A simulation might be a complicated mess of dependencies, the data prodcued depends on the architecture and parameter files, and the paper that results depends on the analysis and personal whim. But often what sticks - what becomes the simulation - is a single plot.
This is a real problem, as that image, plot or figure can easily become detached from the data that produced it. The (wonderful) idea of reproducible computation becomes problematic if you're relying on a figure from a talk that the speaker found from Google image search...
So, as a quick hack, here is im2sim
: a way of embedding metadata directly into the figure so that directly from the image the whole simulation can be replicated.
As a quick hack, we're going to rely on docker for the reproducibility, and essentially embed links to containers directly.
This should work
- when run using boot2docker (Mac OS)
- when run on png files
- when using the specific container for the pyro code that I've used to create the figure in the example_figure directory.
I don't think it would be at all difficult to remove any of these restrictions, but this is enough for proof-of-principle.

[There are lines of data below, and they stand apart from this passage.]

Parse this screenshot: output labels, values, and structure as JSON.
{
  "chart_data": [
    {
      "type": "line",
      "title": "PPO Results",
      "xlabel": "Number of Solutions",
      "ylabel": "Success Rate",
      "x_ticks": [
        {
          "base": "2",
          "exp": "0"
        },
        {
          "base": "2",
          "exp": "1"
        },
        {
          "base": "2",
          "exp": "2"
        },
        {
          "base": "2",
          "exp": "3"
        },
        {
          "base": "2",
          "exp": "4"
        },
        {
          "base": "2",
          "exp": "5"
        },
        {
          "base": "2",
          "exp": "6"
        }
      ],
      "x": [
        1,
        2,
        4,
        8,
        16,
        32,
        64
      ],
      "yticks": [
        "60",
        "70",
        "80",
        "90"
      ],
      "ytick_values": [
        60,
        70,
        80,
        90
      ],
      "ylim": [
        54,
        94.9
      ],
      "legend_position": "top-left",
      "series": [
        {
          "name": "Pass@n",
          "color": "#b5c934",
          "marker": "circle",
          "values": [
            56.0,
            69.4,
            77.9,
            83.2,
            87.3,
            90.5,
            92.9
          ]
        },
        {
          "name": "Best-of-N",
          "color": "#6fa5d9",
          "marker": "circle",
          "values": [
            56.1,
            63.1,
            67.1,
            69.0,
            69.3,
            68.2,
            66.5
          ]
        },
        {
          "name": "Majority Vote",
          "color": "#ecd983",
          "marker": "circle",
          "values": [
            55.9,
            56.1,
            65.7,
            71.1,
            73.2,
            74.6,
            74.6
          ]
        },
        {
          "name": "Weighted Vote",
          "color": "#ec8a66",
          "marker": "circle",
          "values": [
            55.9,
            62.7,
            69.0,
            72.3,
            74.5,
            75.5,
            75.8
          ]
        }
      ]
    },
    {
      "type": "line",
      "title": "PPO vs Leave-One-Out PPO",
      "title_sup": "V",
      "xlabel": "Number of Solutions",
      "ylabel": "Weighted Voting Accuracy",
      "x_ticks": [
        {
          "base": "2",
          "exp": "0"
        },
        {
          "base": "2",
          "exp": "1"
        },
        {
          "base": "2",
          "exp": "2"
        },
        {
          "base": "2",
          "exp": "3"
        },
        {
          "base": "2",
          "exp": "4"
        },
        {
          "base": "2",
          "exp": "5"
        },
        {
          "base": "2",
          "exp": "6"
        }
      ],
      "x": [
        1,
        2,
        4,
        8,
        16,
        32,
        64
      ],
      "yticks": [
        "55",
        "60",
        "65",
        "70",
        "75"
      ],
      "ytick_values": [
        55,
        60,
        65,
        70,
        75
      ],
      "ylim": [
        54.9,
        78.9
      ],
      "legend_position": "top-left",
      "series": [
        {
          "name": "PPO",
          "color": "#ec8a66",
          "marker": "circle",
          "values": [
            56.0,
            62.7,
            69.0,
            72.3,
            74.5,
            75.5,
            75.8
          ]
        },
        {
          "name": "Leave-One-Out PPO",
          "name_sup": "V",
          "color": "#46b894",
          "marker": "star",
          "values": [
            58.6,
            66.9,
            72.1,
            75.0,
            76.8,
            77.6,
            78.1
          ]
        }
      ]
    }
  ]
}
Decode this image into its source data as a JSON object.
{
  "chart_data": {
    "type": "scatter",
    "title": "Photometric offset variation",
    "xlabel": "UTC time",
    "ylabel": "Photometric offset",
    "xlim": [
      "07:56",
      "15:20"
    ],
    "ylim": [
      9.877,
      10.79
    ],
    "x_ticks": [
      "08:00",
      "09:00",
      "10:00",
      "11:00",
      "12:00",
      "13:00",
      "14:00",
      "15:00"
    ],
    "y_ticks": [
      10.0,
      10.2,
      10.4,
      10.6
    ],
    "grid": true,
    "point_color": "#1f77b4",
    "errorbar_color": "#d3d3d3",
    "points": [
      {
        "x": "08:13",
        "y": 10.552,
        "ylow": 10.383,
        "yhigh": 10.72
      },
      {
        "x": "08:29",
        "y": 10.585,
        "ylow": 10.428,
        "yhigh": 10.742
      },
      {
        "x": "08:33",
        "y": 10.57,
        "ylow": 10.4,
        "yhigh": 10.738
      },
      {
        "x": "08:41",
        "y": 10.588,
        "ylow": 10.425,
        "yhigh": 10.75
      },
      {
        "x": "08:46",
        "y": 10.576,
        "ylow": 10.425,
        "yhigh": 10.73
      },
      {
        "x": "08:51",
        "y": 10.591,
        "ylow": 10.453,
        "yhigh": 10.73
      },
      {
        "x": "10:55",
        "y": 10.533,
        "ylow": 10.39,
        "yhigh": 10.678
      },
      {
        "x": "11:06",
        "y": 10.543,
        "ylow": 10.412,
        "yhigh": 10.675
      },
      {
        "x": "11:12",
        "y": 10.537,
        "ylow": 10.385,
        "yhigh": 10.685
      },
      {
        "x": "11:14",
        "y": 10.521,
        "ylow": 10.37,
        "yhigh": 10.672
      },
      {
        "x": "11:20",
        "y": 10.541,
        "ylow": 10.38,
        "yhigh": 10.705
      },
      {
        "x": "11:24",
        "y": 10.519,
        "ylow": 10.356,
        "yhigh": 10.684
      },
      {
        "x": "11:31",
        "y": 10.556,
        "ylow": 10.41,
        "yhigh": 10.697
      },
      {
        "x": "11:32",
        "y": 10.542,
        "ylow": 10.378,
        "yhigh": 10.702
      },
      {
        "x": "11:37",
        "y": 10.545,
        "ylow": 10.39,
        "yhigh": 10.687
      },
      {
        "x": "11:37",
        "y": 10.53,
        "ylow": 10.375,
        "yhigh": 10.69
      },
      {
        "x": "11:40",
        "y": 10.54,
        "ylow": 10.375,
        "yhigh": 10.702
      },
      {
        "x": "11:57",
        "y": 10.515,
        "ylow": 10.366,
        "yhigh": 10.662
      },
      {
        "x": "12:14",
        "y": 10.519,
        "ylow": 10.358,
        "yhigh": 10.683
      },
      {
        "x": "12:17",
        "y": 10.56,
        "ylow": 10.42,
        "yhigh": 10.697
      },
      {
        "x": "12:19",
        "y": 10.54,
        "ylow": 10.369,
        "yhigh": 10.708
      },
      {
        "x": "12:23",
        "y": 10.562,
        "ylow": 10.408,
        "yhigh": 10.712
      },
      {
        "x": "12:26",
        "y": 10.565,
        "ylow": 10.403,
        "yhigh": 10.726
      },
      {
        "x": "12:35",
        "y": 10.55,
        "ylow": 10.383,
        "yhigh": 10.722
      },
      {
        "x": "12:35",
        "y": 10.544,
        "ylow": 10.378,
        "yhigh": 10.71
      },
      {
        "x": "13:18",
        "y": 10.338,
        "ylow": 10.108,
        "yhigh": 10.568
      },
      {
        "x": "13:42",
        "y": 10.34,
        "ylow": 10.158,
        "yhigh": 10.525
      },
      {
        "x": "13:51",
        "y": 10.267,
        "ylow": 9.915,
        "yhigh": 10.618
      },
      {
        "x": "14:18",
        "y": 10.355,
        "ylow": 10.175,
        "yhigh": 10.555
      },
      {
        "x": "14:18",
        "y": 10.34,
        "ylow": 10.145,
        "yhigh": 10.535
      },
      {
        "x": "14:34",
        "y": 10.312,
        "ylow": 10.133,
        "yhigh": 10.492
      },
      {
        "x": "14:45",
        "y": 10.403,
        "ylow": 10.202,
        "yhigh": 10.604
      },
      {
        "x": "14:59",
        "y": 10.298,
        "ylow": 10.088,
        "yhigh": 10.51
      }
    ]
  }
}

This branch uses the python XMP toolkit and the XMP metadata rather than PIL. This should make it much more robust, and automatically cover many different files formats, but gives a much heavier set of requirements.
Assuming you have docker
installed, and that you're currently connected to the virtual machine (eg, are running in the terminal launched by boot2docker
). Then run
python im2sim.py pull <figure>.png
This will download a docker
image containing the code required to replicate the image, and print to screen the <docker_image>
name. You can then use the standard interactive shell via
docker run -ti <docker_image> /bin/bash
to inspect the code. The commands run to produce the figure will be given in the Makefile
(see below for more details).
You need to package your simulation code using docker
in a very specific fashion. The <docker_image>
must have an ENTRYPOINT
specified. At that ENTRYPOINT
there should be a Makefile
. The key target for make
is figures
: this must exist and be runnable. This should produce the figures that you want tagged, and should copy them to the /figures/
directory (which will be mounted by docker
- you should assume it will exist). Finally, you must push
your <docker_image>
to hub.docker.com
(or any other online location that a docker pull
command can locate).
With your <docker_image>
set up in this fashion, and again working in a terminal connected to the docker
virtual machine (eg via boot2docker
), run
python im2sim.py tag <docker_image>
This will create a directory $PWD/figures
containing the figures (which currently must be .png
files), each of which will have metadata suitable for use with im2sim.py
. You can then use and distribute these image files and use im2sim.py
to recover the docker image in the future.